With the ever-increasing amount of sequence information available, domain annotation tools such as SMART face constant new challenges in providing fast and user-friendly interfaces to the underlying data. The core of SMART is a relational database management system (RDBMS), which stores the annotation of all SMART domains and the pre-calculated protein analyses for complete Uniprot (9) and Ensembl (8) sequence databases. In order to keep the response times of the server acceptable, many parts of the database access code have been greatly optimized, and the database itself restructured. Additionally, the server was distributed onto a hardware cluster with different tasks assigned to dedicated machines, resulting in a greatly expanded load capacity.

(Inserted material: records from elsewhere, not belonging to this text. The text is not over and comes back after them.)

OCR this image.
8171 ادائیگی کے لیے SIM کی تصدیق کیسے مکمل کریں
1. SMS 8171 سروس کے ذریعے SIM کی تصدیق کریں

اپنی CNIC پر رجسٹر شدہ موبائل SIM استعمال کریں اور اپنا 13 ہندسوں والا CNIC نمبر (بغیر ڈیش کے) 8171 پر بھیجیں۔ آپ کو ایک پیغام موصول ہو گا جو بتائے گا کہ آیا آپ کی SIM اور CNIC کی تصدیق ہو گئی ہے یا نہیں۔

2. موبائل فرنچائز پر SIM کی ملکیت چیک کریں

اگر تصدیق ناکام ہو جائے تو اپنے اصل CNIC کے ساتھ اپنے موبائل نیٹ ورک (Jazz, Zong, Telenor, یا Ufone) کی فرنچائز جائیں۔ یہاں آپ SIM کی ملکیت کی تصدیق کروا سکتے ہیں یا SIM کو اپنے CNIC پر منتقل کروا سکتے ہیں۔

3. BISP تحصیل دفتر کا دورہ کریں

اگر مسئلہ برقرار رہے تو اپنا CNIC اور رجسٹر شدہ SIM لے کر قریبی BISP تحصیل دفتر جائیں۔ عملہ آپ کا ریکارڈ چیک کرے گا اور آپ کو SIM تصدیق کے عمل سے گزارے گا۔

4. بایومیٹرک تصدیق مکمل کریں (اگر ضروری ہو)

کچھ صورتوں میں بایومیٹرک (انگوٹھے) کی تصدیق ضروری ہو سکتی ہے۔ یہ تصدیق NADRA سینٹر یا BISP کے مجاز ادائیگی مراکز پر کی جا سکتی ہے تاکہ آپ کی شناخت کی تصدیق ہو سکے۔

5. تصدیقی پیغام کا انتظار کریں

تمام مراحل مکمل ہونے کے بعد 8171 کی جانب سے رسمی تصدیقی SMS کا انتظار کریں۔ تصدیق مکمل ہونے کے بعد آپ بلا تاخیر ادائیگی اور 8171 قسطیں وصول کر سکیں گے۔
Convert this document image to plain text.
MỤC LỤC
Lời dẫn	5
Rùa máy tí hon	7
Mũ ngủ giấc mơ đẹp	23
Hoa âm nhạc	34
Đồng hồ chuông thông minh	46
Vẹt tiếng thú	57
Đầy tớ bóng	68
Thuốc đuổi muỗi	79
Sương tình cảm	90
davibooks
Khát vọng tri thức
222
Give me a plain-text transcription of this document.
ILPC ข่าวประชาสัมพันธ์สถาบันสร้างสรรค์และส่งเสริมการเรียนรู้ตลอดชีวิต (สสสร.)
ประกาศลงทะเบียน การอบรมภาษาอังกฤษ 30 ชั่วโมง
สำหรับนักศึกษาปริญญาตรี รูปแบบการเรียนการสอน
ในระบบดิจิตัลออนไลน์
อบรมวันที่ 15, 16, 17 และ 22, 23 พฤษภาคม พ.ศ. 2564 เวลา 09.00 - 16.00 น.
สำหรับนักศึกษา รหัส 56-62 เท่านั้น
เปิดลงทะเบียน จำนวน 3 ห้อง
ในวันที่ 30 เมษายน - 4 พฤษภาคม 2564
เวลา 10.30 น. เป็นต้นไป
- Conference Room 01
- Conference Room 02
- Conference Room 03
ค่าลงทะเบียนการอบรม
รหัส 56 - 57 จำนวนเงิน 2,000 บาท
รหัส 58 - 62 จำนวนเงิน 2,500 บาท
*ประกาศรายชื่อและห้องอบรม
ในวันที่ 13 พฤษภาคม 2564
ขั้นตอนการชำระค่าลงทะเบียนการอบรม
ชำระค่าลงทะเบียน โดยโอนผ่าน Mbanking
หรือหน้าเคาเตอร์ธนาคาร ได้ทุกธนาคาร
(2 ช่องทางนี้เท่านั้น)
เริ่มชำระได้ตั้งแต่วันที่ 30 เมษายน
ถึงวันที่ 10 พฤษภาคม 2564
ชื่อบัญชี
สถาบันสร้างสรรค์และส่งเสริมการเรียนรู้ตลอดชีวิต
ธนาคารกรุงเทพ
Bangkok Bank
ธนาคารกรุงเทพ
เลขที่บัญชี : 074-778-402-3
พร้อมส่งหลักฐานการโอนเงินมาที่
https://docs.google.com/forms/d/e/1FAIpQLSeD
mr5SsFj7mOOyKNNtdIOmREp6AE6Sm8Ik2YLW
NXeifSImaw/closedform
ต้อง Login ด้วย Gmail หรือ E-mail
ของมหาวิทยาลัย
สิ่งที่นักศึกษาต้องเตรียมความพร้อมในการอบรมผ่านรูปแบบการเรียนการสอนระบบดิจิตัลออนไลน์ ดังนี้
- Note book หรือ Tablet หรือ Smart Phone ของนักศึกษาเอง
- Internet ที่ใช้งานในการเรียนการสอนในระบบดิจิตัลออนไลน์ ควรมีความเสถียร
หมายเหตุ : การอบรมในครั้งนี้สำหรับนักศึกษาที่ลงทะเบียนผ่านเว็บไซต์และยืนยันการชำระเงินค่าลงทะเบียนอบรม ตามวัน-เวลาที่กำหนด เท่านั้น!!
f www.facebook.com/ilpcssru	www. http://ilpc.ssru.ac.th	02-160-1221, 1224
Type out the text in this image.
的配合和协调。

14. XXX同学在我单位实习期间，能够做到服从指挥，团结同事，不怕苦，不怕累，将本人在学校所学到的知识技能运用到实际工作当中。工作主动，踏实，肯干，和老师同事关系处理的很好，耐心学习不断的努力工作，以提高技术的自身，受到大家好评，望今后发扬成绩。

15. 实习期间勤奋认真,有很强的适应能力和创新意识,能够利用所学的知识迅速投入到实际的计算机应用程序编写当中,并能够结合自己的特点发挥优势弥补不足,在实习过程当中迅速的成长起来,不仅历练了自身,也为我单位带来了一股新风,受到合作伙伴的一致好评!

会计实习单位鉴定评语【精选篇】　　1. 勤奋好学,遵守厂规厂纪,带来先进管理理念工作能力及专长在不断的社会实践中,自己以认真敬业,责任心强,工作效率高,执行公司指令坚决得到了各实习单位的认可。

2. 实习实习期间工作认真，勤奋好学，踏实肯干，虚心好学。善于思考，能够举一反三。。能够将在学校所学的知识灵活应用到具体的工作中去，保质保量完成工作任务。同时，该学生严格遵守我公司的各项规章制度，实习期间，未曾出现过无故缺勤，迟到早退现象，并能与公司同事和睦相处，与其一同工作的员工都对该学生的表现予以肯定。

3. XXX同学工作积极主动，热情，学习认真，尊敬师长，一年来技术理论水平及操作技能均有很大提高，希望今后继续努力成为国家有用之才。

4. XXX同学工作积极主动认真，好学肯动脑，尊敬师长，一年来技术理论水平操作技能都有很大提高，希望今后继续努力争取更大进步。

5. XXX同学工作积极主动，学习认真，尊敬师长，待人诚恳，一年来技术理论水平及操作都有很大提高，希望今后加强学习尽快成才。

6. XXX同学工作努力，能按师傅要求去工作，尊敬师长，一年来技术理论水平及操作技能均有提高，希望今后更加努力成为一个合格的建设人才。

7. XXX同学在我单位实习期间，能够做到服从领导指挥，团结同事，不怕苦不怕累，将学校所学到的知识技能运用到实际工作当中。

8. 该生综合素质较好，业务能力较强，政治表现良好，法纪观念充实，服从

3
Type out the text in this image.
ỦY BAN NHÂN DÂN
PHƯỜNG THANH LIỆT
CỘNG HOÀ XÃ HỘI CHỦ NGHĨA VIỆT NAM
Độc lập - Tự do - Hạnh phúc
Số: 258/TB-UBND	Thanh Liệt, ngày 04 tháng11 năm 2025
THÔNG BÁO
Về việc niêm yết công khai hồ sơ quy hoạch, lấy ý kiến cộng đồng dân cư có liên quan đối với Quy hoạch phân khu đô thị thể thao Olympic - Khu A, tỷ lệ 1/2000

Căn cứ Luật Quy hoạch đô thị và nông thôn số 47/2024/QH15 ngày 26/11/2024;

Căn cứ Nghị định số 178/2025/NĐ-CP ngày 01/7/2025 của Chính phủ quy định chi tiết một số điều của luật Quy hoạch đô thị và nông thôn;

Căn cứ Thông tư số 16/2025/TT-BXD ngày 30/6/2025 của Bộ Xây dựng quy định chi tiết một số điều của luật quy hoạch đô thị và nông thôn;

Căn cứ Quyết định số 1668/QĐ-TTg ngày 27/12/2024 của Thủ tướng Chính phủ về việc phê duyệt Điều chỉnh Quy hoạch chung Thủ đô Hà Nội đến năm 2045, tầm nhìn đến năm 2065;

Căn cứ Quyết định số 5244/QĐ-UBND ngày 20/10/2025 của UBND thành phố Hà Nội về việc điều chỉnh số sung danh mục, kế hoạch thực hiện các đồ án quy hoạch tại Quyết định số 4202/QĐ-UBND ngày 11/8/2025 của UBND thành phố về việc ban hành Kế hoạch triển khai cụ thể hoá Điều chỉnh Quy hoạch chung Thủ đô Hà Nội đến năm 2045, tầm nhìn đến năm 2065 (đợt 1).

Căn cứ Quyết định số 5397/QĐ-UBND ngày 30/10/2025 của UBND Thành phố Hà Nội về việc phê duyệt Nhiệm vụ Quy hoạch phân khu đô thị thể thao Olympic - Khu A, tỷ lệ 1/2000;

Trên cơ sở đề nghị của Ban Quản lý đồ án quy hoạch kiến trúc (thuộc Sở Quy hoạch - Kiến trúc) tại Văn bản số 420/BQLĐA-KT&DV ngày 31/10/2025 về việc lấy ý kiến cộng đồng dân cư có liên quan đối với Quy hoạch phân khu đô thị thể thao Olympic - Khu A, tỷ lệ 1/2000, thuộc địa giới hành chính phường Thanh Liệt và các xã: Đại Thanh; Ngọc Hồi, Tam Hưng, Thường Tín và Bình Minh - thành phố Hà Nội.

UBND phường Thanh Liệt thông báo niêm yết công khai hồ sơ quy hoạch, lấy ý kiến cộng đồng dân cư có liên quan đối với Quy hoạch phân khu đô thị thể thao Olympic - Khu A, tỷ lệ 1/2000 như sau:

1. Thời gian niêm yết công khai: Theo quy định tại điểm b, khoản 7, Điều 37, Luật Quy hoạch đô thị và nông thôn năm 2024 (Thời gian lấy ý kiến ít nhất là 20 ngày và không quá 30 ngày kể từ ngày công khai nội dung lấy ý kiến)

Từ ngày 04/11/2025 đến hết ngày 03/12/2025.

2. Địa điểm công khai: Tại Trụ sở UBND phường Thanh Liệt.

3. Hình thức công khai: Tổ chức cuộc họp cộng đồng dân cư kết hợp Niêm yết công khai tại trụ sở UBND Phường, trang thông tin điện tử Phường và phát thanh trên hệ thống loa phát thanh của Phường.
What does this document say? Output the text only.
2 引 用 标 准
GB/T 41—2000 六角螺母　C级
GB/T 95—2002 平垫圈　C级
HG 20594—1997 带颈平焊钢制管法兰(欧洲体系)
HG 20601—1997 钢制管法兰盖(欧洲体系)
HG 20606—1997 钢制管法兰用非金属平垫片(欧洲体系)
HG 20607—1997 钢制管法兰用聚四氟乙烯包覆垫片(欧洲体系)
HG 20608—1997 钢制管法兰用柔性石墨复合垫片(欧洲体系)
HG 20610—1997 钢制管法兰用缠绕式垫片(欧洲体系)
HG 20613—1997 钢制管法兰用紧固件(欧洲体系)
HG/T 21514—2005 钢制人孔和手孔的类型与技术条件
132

USER INTERFACE IMPROVEMENTS AND TECHNICAL CHANGES

Many parts of SMART's web interface have been updated and streamlined. Protein analysis pages now include extended information on all detected SMART domains, which is dynamically loaded on user request. In addition to SMART domains, we now also display the basic annotation for all detected Pfam (14) domains, such as Interpro (15) abstract and annotated Gene Ontology (16) terms. Domain annotation pages have also been redesigned and updated. Information on domain presence in 3D structures has been expanded and includes PDB (17) titles and the basic graphical representation of the structure. With version 6, SMART offers two new modes of database access, oriented towards advanced users. Distributed annotation system (DAS, 18), allows access to sequence annotation data on an as-needed basis, and offers users an easy way of integrating multiple annotation sources in a single client-side interface. SMART domain annotations for the complete Uniprot and Ensembl protein databases are accessible as DAS XML at the URL http://smart.embl.de/smart/das. In addition to DAS, SMART can also be accessed through a web service, with a web service definition language (WSDL) service description file available at http://smart.embl.de/webservice. SMART web service uses simple object access protocol (SOAP) for all input and output messages and accepts both protein sequence identifiers and raw amino acid sequences. These new access modes offer simpler integration of SMART annotation data into other resources and an easier way for analysis of large datasets.

CONCLUSION

Since the initial conception of SMART in the mid 1990s, our goal has been to provide a useful biological web resource, characterized by high quality of underlying data and a powerful, simple user interface. We continue to modestly expand our coverage and implement new features to make using SMART a better and more enjoyable experience to both existing and new users.

FUNDING

Funding for open acess charge: EMBL (European Molecular Biology Laboratory). Conflict of interest statement. None declared.

18 in total

Review 1. Protein domain analysis in the era of complete genomes.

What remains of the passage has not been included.